Il est important de bien vous connaître en tant que sportif (qui suis-je en tant que sportif ? quelles sont mes réactions ?), de savoir de quoi vous êtes capable (quelles sont vos qualités et vos ressources) et de quoi vous avez besoin dans les moments difficiles.
Il est évidemment très important que ces auto-verbalisations soient en accord et adaptées au sportif et à sa réalité. Il ne s’agit en aucun cas de se donner des messages auxquels on ne croirait pas, empruntés à d’autres ou dont l’issue serait inaccessible. Les exemples donnés dans cet article pourraient donc vous paraître non adaptés et c’est normal, les discours internes sont personnels; chaque sportif doit donc travailler pour en bénéficier.
Qu’en est-il du côté de la recherche?
Relevons le fait qu’il n’est pas facile d’étudier le discours interne puisqu’il est « interne » et qu’il faut donc avoir accès aux pensées et aux paroles des sportifs. Toutefois nous savons que cette technique touche à différents thèmes tels que, la concentration, la gestion de l’anxiété et la confiance en soi qui ont été plus largement étudiés (voir Boudreault, Trottier & Provencher (2016)). Ces auteurs font aussi référence à la théorie des styles attentionnels de Nideffer (1976) dont nous avons parlés dans notre infographie sur les 4 modes de concentration.
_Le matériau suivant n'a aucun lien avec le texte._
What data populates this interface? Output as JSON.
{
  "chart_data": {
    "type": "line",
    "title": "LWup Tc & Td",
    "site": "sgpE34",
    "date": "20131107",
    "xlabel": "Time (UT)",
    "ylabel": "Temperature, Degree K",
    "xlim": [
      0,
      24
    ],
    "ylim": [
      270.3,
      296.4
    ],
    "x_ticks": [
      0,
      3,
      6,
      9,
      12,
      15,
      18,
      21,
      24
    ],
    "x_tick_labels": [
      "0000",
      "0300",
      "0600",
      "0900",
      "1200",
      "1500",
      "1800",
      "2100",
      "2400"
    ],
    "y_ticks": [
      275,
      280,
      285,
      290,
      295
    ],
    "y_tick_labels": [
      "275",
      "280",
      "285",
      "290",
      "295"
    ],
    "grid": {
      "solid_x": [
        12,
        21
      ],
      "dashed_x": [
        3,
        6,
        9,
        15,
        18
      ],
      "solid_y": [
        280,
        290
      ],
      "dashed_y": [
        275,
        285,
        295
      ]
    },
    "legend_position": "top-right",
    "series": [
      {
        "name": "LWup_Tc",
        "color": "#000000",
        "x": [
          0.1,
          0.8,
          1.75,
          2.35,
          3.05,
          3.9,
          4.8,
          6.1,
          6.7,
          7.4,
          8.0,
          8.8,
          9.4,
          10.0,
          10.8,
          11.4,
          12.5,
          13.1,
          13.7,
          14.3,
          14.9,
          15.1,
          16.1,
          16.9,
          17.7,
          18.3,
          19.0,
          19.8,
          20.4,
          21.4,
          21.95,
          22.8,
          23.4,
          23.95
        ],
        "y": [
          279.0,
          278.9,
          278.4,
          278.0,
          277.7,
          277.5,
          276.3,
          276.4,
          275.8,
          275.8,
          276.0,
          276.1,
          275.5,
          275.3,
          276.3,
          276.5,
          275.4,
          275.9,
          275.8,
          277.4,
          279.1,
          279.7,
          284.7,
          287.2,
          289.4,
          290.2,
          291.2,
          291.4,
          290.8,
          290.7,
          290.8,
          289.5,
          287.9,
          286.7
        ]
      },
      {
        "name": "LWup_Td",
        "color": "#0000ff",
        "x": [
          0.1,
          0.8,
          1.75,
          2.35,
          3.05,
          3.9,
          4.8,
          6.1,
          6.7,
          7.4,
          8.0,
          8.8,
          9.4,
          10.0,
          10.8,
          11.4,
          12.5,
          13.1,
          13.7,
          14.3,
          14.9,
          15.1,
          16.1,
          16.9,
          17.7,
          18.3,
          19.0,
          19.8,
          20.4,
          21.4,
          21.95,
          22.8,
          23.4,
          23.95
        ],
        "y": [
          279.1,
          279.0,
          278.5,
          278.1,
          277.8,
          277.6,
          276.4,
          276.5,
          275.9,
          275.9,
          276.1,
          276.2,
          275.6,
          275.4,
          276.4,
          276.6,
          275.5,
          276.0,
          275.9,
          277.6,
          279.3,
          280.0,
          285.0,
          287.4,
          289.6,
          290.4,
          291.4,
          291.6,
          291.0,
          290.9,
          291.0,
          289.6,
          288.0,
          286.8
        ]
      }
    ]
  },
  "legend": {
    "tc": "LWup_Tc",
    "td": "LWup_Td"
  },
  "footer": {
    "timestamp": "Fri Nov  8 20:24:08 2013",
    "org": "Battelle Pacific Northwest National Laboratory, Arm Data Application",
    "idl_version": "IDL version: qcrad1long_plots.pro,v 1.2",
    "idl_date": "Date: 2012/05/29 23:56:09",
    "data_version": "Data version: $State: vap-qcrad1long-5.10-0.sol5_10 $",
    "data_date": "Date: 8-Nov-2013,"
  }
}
De plus, Latinjak & Hatzigeorgiadis (2020) vous révéleront, dans leur ouvrage récent, les “secrets” du discours interne issus des recherches effectuées.
Références utilisées et permettant d’aller plus loin :
Boudreault, V., Trottier, C. & Provencher, M. (2016). Discours interne en contexte sportif : synthèse critique des connaissances. Staps, 1(1), 43-64. https://doi.org/10.3917/sta.111.0043
Bühler, J. (2012). Player Development. Bases Psyché. Swiss Tennis Editions.
Latinjak, A.T., & Hatzigeorgiadis, A. (2020). Self-talk in Sport (1st ed.). Routledge. https://doi.org/10.4324/9780429460623
Nideffer, R. M. (1976). Test of attentional and interpersonal style. Journal of Personality and Social Psychology, 34, 394-404.